Introduction
Endometrial cancer (EC) is the second most common gynaecological cancer worldwide with 417,367 cases diagnosed globally in 2020(1). Global estimates showing rising incidence rates in both developed and developing countries (2). EC can be divided into 2 subtypes: type 1, the oestrogen-dependent endometrioid type associated with obesity that accounts for up to 85% of ECs, and type 2, the non-endometrioid subtypes that include serous, clear-cell, undifferentiated carcinomas and malignant mixed Mullerian tumours and are typically not associated with obesity (3, 4). Although the majority of patients with EC are diagnosed when they are postmenopausal, about 20% of patients are diagnosed when they are still of reproductive age. The majority of these patients tend to present with low-grade early stage tumours of the endometrioid subtype that are confined to the endometrium (5).
The standard treatment for early EC is total hysterectomy, bilateral salpingo-oopherectomy (THBSO) with or without lymphadenectomy(6, 7). Following current standard surgical treatment, the 5-year survival for EC is good, ranging from 74% to 91%, particularly for women diagnosed with low-grade endometrioid tumours without lymph node involvement (8).
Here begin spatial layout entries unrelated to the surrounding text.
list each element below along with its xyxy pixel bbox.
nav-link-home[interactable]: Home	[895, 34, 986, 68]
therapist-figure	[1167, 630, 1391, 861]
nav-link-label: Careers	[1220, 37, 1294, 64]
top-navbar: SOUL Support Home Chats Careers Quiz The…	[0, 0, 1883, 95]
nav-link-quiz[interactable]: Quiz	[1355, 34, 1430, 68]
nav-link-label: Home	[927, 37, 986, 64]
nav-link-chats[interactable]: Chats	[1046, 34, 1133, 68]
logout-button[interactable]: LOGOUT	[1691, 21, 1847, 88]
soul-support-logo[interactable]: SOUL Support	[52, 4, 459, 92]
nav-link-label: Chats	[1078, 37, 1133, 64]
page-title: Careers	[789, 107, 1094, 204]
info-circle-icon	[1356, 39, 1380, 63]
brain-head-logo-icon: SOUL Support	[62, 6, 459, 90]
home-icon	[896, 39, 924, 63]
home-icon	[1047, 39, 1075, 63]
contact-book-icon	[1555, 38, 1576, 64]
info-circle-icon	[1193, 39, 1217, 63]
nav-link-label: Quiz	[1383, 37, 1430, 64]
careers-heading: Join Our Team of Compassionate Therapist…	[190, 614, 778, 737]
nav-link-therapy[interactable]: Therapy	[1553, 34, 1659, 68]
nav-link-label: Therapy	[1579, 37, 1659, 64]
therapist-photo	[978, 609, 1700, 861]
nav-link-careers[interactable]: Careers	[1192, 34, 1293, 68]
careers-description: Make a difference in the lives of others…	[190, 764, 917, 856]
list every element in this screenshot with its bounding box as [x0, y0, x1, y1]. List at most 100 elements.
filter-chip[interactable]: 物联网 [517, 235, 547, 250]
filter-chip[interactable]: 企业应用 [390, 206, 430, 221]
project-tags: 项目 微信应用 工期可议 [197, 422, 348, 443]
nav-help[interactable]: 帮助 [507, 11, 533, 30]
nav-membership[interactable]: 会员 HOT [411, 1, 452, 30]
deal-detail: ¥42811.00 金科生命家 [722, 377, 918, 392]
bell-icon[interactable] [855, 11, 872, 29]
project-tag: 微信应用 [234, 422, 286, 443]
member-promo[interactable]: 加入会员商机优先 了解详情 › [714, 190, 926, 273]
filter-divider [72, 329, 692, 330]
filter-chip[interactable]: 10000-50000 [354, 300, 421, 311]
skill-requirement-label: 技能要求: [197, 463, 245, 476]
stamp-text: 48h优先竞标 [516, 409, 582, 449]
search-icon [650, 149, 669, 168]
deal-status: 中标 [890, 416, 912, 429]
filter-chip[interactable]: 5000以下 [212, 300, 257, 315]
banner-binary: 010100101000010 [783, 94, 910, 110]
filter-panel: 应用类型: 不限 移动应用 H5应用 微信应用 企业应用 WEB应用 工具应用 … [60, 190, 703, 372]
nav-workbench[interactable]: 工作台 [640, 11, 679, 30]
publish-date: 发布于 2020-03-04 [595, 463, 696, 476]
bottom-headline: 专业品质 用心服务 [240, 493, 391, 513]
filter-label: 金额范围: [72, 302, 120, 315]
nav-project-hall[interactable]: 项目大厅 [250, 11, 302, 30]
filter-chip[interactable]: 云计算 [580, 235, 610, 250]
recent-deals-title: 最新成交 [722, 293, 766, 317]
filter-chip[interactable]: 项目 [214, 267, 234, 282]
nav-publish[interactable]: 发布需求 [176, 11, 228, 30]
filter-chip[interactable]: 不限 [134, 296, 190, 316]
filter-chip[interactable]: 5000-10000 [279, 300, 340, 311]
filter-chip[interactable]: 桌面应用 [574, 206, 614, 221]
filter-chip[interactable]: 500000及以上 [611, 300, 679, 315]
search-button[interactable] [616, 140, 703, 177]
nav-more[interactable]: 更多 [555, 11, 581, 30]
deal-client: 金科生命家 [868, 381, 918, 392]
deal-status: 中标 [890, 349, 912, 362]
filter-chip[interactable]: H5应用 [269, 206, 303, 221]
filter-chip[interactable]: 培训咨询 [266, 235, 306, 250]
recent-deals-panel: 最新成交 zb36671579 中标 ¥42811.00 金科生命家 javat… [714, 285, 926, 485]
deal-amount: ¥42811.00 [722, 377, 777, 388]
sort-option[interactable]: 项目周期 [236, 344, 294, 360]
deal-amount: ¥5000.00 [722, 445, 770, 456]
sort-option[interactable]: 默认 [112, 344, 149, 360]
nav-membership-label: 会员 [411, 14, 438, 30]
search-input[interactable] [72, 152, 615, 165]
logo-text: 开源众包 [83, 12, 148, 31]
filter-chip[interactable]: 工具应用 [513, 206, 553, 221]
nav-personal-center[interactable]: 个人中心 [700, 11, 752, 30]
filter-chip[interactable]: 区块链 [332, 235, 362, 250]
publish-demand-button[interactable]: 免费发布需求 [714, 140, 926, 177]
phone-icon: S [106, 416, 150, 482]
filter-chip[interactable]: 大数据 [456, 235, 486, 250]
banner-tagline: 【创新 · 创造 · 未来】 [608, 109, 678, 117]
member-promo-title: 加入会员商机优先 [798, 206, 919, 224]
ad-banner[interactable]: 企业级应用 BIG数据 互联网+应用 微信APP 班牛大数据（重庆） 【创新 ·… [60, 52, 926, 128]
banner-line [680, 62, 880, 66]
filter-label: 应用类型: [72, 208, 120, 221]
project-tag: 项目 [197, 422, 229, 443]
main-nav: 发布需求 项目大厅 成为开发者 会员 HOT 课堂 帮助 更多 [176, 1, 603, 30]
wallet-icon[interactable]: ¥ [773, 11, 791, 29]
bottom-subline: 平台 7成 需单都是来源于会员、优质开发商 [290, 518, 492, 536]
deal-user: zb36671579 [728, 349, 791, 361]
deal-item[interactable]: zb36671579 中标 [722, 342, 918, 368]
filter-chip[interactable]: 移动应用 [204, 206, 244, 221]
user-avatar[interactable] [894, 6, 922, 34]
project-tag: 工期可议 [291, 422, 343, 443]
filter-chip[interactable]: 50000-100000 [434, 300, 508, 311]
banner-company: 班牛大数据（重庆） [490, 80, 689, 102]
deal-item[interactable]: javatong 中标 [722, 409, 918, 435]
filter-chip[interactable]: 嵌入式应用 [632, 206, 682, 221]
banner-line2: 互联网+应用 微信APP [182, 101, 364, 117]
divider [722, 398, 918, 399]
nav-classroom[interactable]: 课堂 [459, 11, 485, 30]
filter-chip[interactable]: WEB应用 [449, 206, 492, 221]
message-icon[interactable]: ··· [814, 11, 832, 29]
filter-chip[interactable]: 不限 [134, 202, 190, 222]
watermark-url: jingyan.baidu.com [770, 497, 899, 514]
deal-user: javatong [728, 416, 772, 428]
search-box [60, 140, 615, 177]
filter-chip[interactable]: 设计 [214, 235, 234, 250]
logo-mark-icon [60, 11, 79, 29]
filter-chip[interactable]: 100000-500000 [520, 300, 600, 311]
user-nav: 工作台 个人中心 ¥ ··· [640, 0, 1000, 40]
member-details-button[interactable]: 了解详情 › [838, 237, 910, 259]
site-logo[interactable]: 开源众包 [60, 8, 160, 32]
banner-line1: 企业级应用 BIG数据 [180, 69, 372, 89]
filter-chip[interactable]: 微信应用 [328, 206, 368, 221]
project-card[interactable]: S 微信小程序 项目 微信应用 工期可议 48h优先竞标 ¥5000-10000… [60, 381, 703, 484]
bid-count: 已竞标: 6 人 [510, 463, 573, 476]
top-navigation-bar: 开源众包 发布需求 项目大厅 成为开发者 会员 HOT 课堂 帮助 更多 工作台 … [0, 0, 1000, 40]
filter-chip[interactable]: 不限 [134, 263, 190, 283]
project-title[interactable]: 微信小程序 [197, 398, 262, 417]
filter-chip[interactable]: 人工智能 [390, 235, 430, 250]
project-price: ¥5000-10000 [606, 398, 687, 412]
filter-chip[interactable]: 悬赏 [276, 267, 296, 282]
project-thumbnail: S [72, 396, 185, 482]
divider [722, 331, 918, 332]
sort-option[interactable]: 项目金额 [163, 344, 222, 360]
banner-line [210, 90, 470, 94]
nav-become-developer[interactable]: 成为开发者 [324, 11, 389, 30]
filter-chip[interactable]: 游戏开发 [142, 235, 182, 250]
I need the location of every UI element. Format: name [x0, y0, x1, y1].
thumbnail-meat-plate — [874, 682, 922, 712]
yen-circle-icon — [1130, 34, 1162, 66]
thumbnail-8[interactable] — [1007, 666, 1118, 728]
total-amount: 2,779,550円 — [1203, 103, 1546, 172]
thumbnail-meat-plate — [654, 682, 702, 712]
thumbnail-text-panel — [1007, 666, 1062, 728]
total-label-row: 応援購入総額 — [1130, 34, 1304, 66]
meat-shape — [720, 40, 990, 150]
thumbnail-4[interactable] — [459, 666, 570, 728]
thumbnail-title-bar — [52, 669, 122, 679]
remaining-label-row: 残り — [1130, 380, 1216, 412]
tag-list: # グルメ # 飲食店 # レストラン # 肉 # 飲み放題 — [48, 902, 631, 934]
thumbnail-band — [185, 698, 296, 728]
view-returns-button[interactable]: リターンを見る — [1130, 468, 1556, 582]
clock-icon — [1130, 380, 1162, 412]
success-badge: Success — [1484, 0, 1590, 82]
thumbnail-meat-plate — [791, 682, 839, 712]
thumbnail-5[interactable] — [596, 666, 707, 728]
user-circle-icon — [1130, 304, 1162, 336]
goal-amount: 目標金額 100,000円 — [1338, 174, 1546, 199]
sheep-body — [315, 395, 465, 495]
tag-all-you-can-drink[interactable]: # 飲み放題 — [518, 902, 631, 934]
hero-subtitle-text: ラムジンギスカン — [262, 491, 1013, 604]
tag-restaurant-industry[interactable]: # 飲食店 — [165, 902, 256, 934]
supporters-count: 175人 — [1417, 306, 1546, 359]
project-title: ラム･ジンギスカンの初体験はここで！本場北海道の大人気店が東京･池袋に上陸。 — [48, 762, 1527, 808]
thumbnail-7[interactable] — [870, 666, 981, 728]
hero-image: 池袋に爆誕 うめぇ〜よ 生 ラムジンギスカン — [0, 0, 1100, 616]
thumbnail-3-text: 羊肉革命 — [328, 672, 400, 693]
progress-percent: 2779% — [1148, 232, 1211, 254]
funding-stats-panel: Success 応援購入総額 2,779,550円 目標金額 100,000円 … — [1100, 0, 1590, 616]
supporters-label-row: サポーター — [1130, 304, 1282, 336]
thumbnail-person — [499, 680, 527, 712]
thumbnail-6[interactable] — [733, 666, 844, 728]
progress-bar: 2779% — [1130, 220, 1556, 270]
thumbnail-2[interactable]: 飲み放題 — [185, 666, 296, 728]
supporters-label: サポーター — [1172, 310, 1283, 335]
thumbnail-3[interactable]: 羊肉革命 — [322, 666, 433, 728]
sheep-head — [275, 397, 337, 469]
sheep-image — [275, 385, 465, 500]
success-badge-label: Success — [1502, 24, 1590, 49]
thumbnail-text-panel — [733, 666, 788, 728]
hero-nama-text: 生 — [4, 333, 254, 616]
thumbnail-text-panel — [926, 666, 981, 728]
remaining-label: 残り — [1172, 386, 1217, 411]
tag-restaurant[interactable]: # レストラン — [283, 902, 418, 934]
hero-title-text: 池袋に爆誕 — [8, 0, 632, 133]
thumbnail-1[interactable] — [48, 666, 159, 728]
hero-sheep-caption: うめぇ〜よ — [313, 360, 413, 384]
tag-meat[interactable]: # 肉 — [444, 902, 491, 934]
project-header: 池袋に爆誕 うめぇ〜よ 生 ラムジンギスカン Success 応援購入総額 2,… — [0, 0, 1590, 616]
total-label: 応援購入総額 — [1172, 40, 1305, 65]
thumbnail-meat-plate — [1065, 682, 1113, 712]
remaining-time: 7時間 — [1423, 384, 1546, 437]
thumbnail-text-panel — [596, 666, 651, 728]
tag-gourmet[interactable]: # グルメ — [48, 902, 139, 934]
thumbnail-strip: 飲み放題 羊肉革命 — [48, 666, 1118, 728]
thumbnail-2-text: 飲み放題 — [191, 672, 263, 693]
However, given the current trends of women of reproductive age delaying childbearing(9) and the rising incidence of EC amongst nulliparous women, an alternative treatment is necessary for patients who desire preservation of childbearing potential. Fertility sparing treatment for EC can be considered for a select group of patients who have FIGO grade 1 tumour of the endometrioid subtype, without myometrial invasion, lymph node involvement or distant metastasis. This treatment approach mainly involves endocrine therapy with oral progestins, gonadotropin-releasing hormone (GnRH) agonists or levonorgestrel-releasing intra-uterine devices. Patients on this treatment protocol require regular surveillance with endometrial biopsy until tumour regression(10). However, medical treatment alone for EC has the problems of long response time, unpredictable response and high recurrence rates.
Obesity is an established risk factor for EC, mainly due to the endogenous hyper-estrogenic state it creates in a patient’s body. The worldwide epidemic of obesity is likely to be a key factor in the increasing incidence of EC (11). Despite this clear link between obesity and EC, there is a paucity of data studying the effect of weight loss induced by bariatric surgery (BS) as part of the fertility sparing treatment. BS has been shown to be an effective treatment of obesity, producing sustained and significant weight loss, along with improvement in multiple obesity-related co-morbidities(12). At the tissue level, BS is associated with downregulation of pro-proliferative signalling pathways, reduced endometrial growth, and spontaneous clearance of both latent and precursor endometrial neoplastic lesions (13). BS is also associated with reducing the odds of developing EC in obese women(14). Based on these factors, there is a strong biological rationale that weight loss induced from BS is an important factor that could contribute to successful regression of EC in patients on fertility sparing treatment. Additional benefits of BS for this group of patients include improvement in overall health from weight loss and improvement in fertility rates (from both natural conception and assisted reproduction) after fertility sparing treatment. In the event that these patients require surgical resection for EC in the future, weight loss also reduces peri-operative risks and improves success rates for minimally invasive techniques.
The aim of this study is to provide a case series of patients on fertility sparing treatment who underwent BS for the treatment of morbid obesity. The primary outcome of the study is to report on the early regression of EC (within six months) with successful weight loss after BS. The secondary outcome of the study is to report outcomes from BS including weight loss and improvement in related medical co-morbidities. In addition, we aim to review the literature on the relationship between morbid obesity and EC, as well as the role of BS in the fertility sparing treatment of obese patients with early EC.